A smaller and less noticeable booth, easily overlooked in the sea of lights, sported what may become a significant technology for the cannabis industry: Mold and bacteria remediation.

The aptly named refrigerator-looking device uses reactive oxygen technology coming from the medical industry to kill mold spores and other pathogens. Though it’s little-known, doctors sometimes employ the technique to sterilize transplant organs and human tissue before surgery. A reactive oxygen — either a peroxide, superoxide or hydroxyl radical — flushes the bud and kills the mold. Then the reactive oxygen evaporates, leaving nothing but supposedly purified bud with intact trichromes and unaffected cannabinoids.
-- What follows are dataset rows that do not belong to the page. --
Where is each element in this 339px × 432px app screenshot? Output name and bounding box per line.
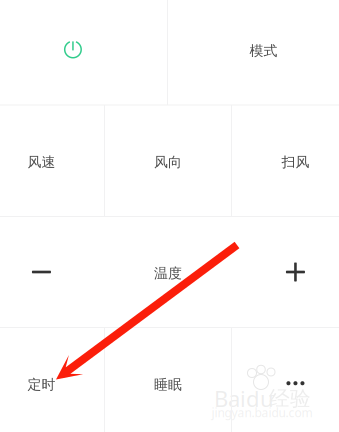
staticText: Baidu: [214, 384, 274, 414]
button[interactable]: Increase temperature: [232, 216, 339, 328]
staticText: 经验: [269, 386, 311, 412]
button[interactable]: [232, 105, 339, 216]
button[interactable]: Power: [0, 0, 168, 105]
staticText: 定时: [28, 376, 56, 393]
staticText: 模式: [249, 42, 277, 60]
button[interactable]: [0, 105, 104, 216]
button[interactable]: [0, 328, 104, 432]
button[interactable]: More options: [232, 328, 339, 432]
staticText: 扫风: [281, 153, 309, 171]
staticText: 风速: [28, 153, 56, 171]
button[interactable]: [104, 216, 232, 328]
staticText: jingyan.baidu.com: [212, 404, 312, 421]
button[interactable]: [104, 105, 232, 216]
button[interactable]: [168, 0, 339, 105]
staticText: 睡眠: [154, 376, 182, 393]
button[interactable]: [104, 328, 232, 432]
button[interactable]: Decrease temperature: [0, 216, 104, 328]
staticText: 风向: [154, 153, 182, 171]
staticText: 温度: [154, 265, 182, 282]
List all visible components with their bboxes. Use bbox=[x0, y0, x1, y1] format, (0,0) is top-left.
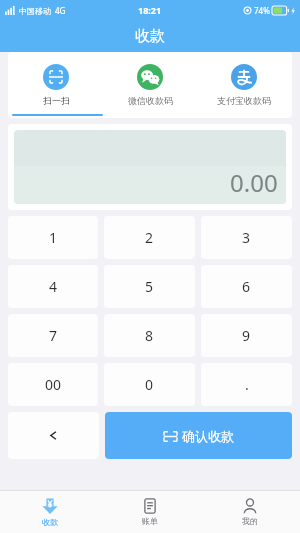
staticText: 确认收款 bbox=[182, 428, 234, 444]
staticText: 收款 bbox=[42, 517, 58, 527]
staticText: 18:21 bbox=[138, 4, 162, 16]
button[interactable]: 7 bbox=[8, 314, 98, 357]
staticText: 4 bbox=[49, 277, 58, 296]
button[interactable]: . bbox=[201, 363, 292, 406]
staticText: 00 bbox=[45, 375, 62, 394]
button[interactable]: 微信收款码 bbox=[104, 60, 196, 110]
staticText: 2 bbox=[145, 228, 154, 247]
staticText: 3 bbox=[242, 228, 251, 247]
button[interactable]: 9 bbox=[201, 314, 292, 357]
staticText: 我的 bbox=[242, 516, 258, 526]
button[interactable]: 账单 bbox=[100, 491, 200, 533]
staticText: 收款 bbox=[135, 27, 165, 46]
button[interactable]: 8 bbox=[104, 314, 195, 357]
staticText: 5 bbox=[145, 277, 154, 296]
button[interactable]: 我的 bbox=[200, 491, 300, 533]
staticText: 9 bbox=[242, 326, 251, 345]
button[interactable]: 确认收款 bbox=[105, 412, 292, 459]
button[interactable]: Backspace bbox=[8, 412, 99, 459]
staticText: 7 bbox=[49, 326, 58, 345]
staticText: 8 bbox=[145, 326, 154, 345]
button[interactable]: 1 bbox=[8, 216, 98, 259]
button[interactable]: 3 bbox=[201, 216, 292, 259]
staticText: . bbox=[245, 375, 249, 394]
staticText: 74% bbox=[254, 5, 270, 16]
button[interactable]: 收款 bbox=[0, 491, 100, 533]
button[interactable]: 6 bbox=[201, 265, 292, 308]
staticText: 账单 bbox=[142, 516, 158, 526]
button[interactable]: 5 bbox=[104, 265, 195, 308]
staticText: 扫一扫 bbox=[43, 95, 70, 106]
staticText: 1 bbox=[49, 228, 58, 247]
staticText: 中国移动 bbox=[19, 6, 51, 16]
staticText: 0 bbox=[145, 375, 154, 394]
button[interactable]: 00 bbox=[8, 363, 98, 406]
button[interactable]: 2 bbox=[104, 216, 195, 259]
staticText: 支付宝收款码 bbox=[217, 95, 271, 106]
button[interactable]: 支付宝收款码 bbox=[198, 60, 290, 110]
button[interactable]: 0 bbox=[104, 363, 195, 406]
button[interactable]: 4 bbox=[8, 265, 98, 308]
staticText: 4G bbox=[55, 5, 66, 16]
staticText: 6 bbox=[242, 277, 251, 296]
staticText: 微信收款码 bbox=[128, 95, 173, 106]
staticText: 0.00 bbox=[230, 166, 278, 199]
button[interactable]: 扫一扫 bbox=[10, 60, 102, 110]
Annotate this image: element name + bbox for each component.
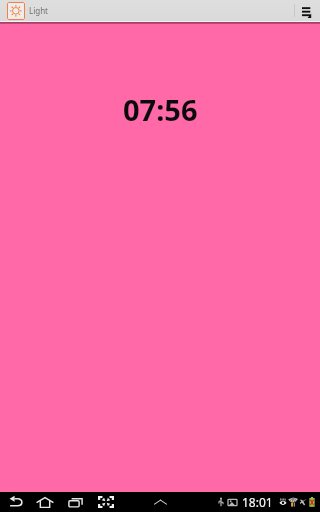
button[interactable]: More options [295,0,320,21]
button[interactable]: Light surface, tap to change colour [0,24,320,492]
button[interactable]: Show hidden icons [149,492,171,512]
button[interactable]: Screenshot [93,492,119,512]
button[interactable]: Recent apps [63,492,88,512]
staticText: 18:01 [242,494,273,510]
staticText: 07:56 [123,90,198,129]
button[interactable]: Light [0,0,320,21]
button[interactable]: Back [4,492,28,512]
button[interactable]: Home [31,492,59,512]
staticText: Light [29,5,49,16]
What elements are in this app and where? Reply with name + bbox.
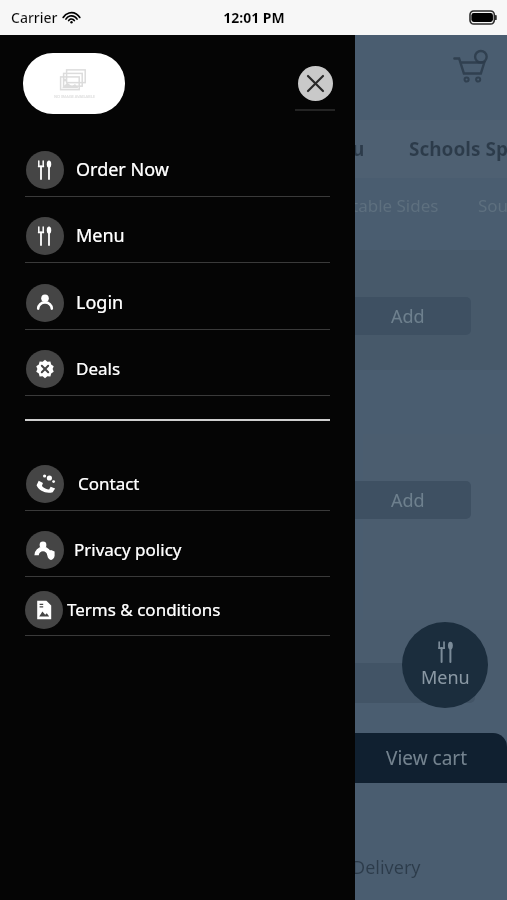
staticText: NO IMAGE AVAILABLE <box>54 94 95 99</box>
staticText: Delivery <box>352 855 421 880</box>
staticText: Login <box>76 290 124 315</box>
staticText: Add <box>391 304 425 329</box>
staticText: Terms & conditions <box>67 598 221 621</box>
button[interactable]: Add <box>345 297 471 335</box>
button[interactable]: View cart <box>345 733 507 783</box>
staticText: Deals <box>76 357 121 380</box>
button[interactable]: Order Now <box>0 143 355 196</box>
button[interactable]: Add <box>345 481 471 519</box>
staticText: Contact <box>78 472 140 495</box>
staticText: table Sides <box>352 194 439 217</box>
staticText: Schools Spe <box>409 136 507 162</box>
staticText: Menu <box>76 223 125 248</box>
button[interactable]: Contact <box>0 457 355 510</box>
staticText: View cart <box>386 745 467 771</box>
staticText: Privacy policy <box>74 538 182 561</box>
button[interactable]: Privacy policy <box>0 523 355 576</box>
staticText: Carrier <box>11 8 58 27</box>
staticText: Sou <box>478 194 507 217</box>
button[interactable]: Close <box>298 66 333 101</box>
staticText: u <box>352 136 365 162</box>
button[interactable]: Cart <box>446 44 494 92</box>
staticText: 12:01 PM <box>223 8 285 27</box>
button[interactable]: Menu <box>402 622 488 708</box>
button[interactable]: Login <box>0 276 355 329</box>
button[interactable]: Menu <box>0 209 355 262</box>
staticText: Order Now <box>76 157 169 182</box>
staticText: Menu <box>421 665 470 690</box>
staticText: Add <box>391 488 425 513</box>
button[interactable]: Terms & conditions <box>0 583 355 636</box>
button[interactable]: Deals <box>0 342 355 395</box>
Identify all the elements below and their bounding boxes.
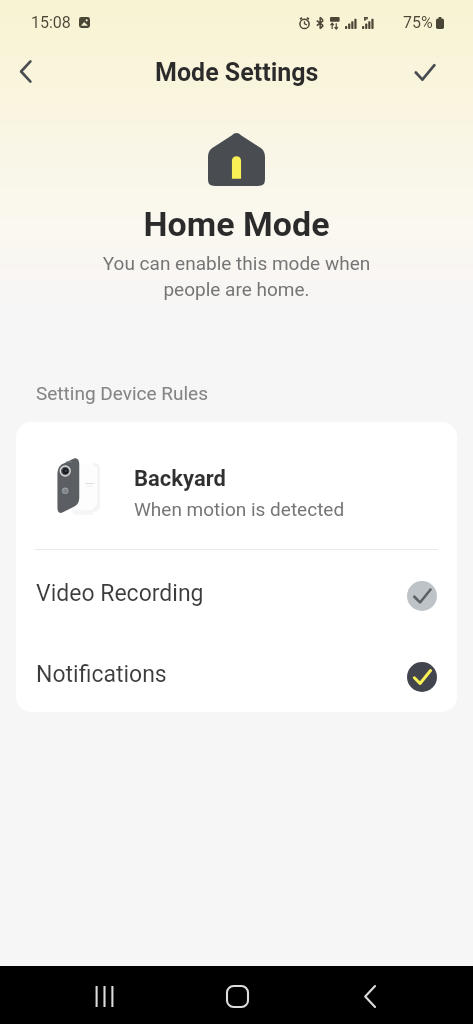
button[interactable]: Backyard [16, 422, 457, 549]
button[interactable]: Video Recording [16, 550, 457, 631]
button[interactable]: Confirm [403, 51, 447, 95]
staticText: Home Mode [0, 204, 473, 244]
button[interactable]: Back [340, 966, 400, 1024]
staticText: 15:08 [31, 13, 71, 32]
button[interactable]: Recent apps [74, 966, 134, 1024]
staticText: Setting Device Rules [36, 382, 208, 404]
staticText: Video Recording [36, 580, 204, 607]
button[interactable]: Notifications [16, 631, 457, 712]
staticText: Mode Settings [155, 58, 319, 87]
staticText: Notifications [36, 661, 167, 688]
staticText: You can enable this mode when people are… [0, 252, 473, 300]
staticText: Backyard [134, 466, 226, 492]
staticText: 75% [403, 13, 433, 32]
button[interactable]: Home [207, 966, 267, 1024]
button[interactable]: Back [3, 51, 47, 95]
staticText: When motion is detected [134, 498, 345, 520]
While the manufacturer confidently claims that the tech eliminates mold, the market may hesitate to adopt the tech. I purposely sought out the booth, and when I tried to explain the mold-killing device that I was trying to find, a fellow attendee responded, “Ugh, who’d want to smoke that?” I understood his sentiment.

But with increasingly stringent pathogen testing in states such as California, whole-bud remediation equipment — like that of The Box — may play a worthwhile role in maintaining the bottom line of growers.
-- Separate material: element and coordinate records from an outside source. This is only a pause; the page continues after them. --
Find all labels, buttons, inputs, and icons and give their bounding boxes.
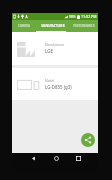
staticText: LGE bbox=[45, 48, 53, 54]
button[interactable]: PERFORMANCE bbox=[69, 20, 98, 32]
button[interactable]: Share bbox=[81, 133, 95, 147]
staticText: CAMERA bbox=[18, 24, 30, 28]
staticText: Manufacturer bbox=[45, 43, 65, 47]
staticText: 98% bbox=[69, 14, 76, 19]
staticText: 11:02 PM bbox=[81, 14, 97, 19]
button[interactable]: Model bbox=[12, 68, 98, 100]
button[interactable]: Recents bbox=[72, 153, 84, 163]
button[interactable]: CAMERA bbox=[12, 20, 36, 32]
button[interactable]: Manufacturer bbox=[12, 32, 98, 65]
button[interactable]: Home bbox=[50, 153, 62, 163]
staticText: MANUFACTURER bbox=[41, 24, 65, 28]
button[interactable]: Back bbox=[27, 153, 39, 163]
button[interactable]: MANUFACTURER bbox=[36, 20, 69, 32]
staticText: PERFORMANCE bbox=[73, 24, 95, 28]
staticText: LG-D855 (g3) bbox=[45, 84, 72, 90]
staticText: Model bbox=[45, 79, 54, 83]
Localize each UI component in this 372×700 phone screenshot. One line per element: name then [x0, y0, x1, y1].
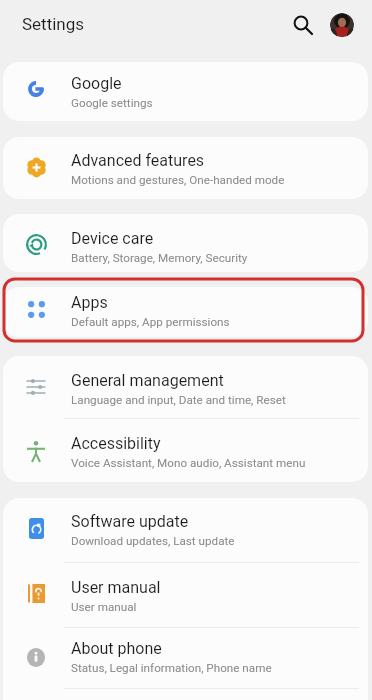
staticText: Status, Legal information, Phone name: [71, 661, 272, 675]
staticText: About phone: [71, 639, 162, 658]
button[interactable]: Search: [289, 11, 317, 39]
staticText: Google settings: [71, 96, 153, 110]
staticText: Motions and gestures, One-handed mode: [71, 173, 285, 187]
staticText: User manual: [71, 600, 137, 614]
staticText: Voice Assistant, Mono audio, Assistant m…: [71, 456, 306, 470]
staticText: User manual: [71, 578, 161, 597]
staticText: Settings: [22, 14, 85, 34]
button[interactable]: Advanced features: [0, 137, 372, 199]
staticText: Accessibility: [71, 434, 161, 453]
button[interactable]: Software update: [0, 498, 372, 562]
button[interactable]: Google: [0, 62, 372, 121]
button[interactable]: User manual: [0, 563, 372, 627]
staticText: Google: [71, 74, 122, 93]
staticText: Language and input, Date and time, Reset: [71, 393, 286, 407]
staticText: Download updates, Last update: [71, 534, 235, 548]
staticText: Default apps, App permissions: [71, 315, 230, 329]
staticText: General management: [71, 371, 224, 390]
button[interactable]: About phone: [0, 628, 372, 688]
button[interactable]: Apps: [0, 287, 372, 337]
button[interactable]: Accessibility: [0, 419, 372, 482]
staticText: Software update: [71, 512, 189, 531]
staticText: Device care: [71, 229, 154, 248]
button[interactable]: General management: [0, 356, 372, 418]
staticText: Advanced features: [71, 151, 205, 170]
staticText: Battery, Storage, Memory, Security: [71, 251, 248, 265]
button[interactable]: Device care: [0, 214, 372, 272]
button[interactable]: Account: [330, 13, 354, 37]
staticText: Apps: [71, 293, 108, 312]
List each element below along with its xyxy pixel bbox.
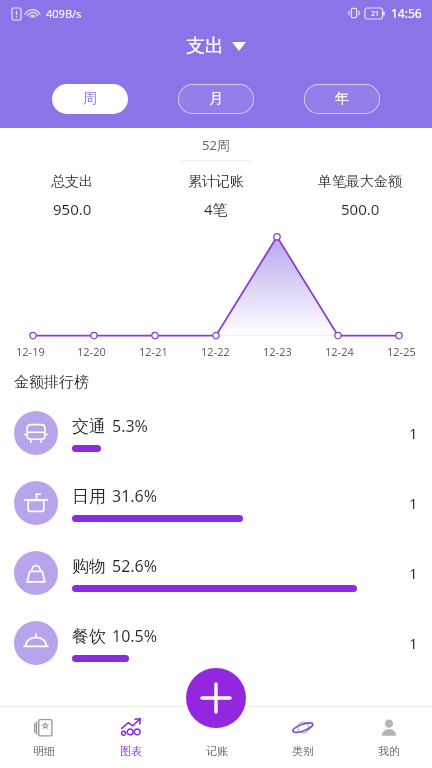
staticText: 购物 (72, 556, 106, 577)
staticText: 52.6% (112, 555, 158, 577)
staticText: 12-21 (139, 344, 168, 359)
button[interactable]: 记账 (174, 706, 260, 768)
button[interactable]: 我的 (346, 706, 432, 768)
staticText: 1 (409, 493, 418, 513)
button[interactable]: 周 (52, 84, 128, 114)
button[interactable]: 支出 (178, 30, 254, 62)
staticText: 类别 (292, 744, 314, 758)
staticText: 年 (335, 90, 349, 108)
staticText: 12-19 (16, 344, 45, 359)
button[interactable]: 类别 (260, 706, 346, 768)
staticText: 12-24 (325, 344, 354, 359)
staticText: 周 (83, 90, 97, 108)
staticText: 支出 (186, 34, 224, 58)
staticText: 12-23 (263, 344, 292, 359)
staticText: 单笔最大金额 (318, 173, 402, 191)
staticText: 1 (409, 633, 418, 653)
staticText: 52周 (202, 136, 230, 154)
button[interactable]: 年 (304, 84, 380, 114)
staticText: 1 (409, 563, 418, 583)
staticText: 14:56 (391, 5, 422, 21)
button[interactable]: 月 (178, 84, 254, 114)
button[interactable]: 日用 (0, 468, 432, 538)
staticText: 4笔 (204, 199, 228, 219)
staticText: 409B/s (46, 6, 82, 21)
staticText: 交通 (72, 416, 106, 437)
button[interactable]: 记账 (186, 668, 246, 728)
button[interactable]: 图表 (87, 706, 174, 768)
staticText: 950.0 (53, 199, 92, 219)
staticText: 记账 (206, 744, 228, 758)
staticText: 21 (371, 9, 380, 19)
staticText: 日用 (72, 486, 106, 507)
button[interactable]: 交通 (0, 398, 432, 468)
staticText: 图表 (120, 744, 142, 758)
staticText: 12-22 (201, 344, 230, 359)
staticText: 总支出 (51, 173, 93, 191)
button[interactable]: 购物 (0, 538, 432, 608)
staticText: 10.5% (112, 625, 158, 647)
button[interactable]: 餐饮 (0, 608, 432, 678)
staticText: 累计记账 (188, 173, 244, 191)
staticText: 金额排行榜 (14, 373, 89, 392)
staticText: 我的 (378, 744, 400, 758)
staticText: 1 (409, 423, 418, 443)
staticText: 12-25 (387, 344, 416, 359)
button[interactable]: 明细 (0, 706, 87, 768)
staticText: 明细 (33, 744, 55, 758)
staticText: 月 (209, 90, 223, 108)
staticText: 餐饮 (72, 626, 106, 647)
staticText: 12-20 (77, 344, 106, 359)
staticText: 500.0 (341, 199, 380, 219)
staticText: 31.6% (112, 485, 158, 507)
staticText: 5.3% (112, 415, 148, 437)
The Box offers an additional and seemingly unrelated function: Terpene infusion. This sounded like another molestation of cannabis flower, and it made me question whether the oxygen-cleansed flower needed a flavor adjustment after treatment. But as the sales representative pointed out, oil for vaporizer pens is often infused with terpenes from citrus and lavender. Supposedly, a peppermint cloaking of marijuana flower affords patients the discretion to smoke anywhere they want. That’s always a good thing.

Why Attend MJBizCon?

One Oregon-based grower summed up why cultivators attend the show:
“You gotta shake hands and see stuff in person. Anybody can put up a website. Then you get here and realize it’s a three-guy company. This is the best way to size up who you’re doing business with.”

As cannabis cultivation companies grow, strong business partnerships matter more than ever. And as the industry itself matures, we can expect trade shows like MJBizCon to do the same.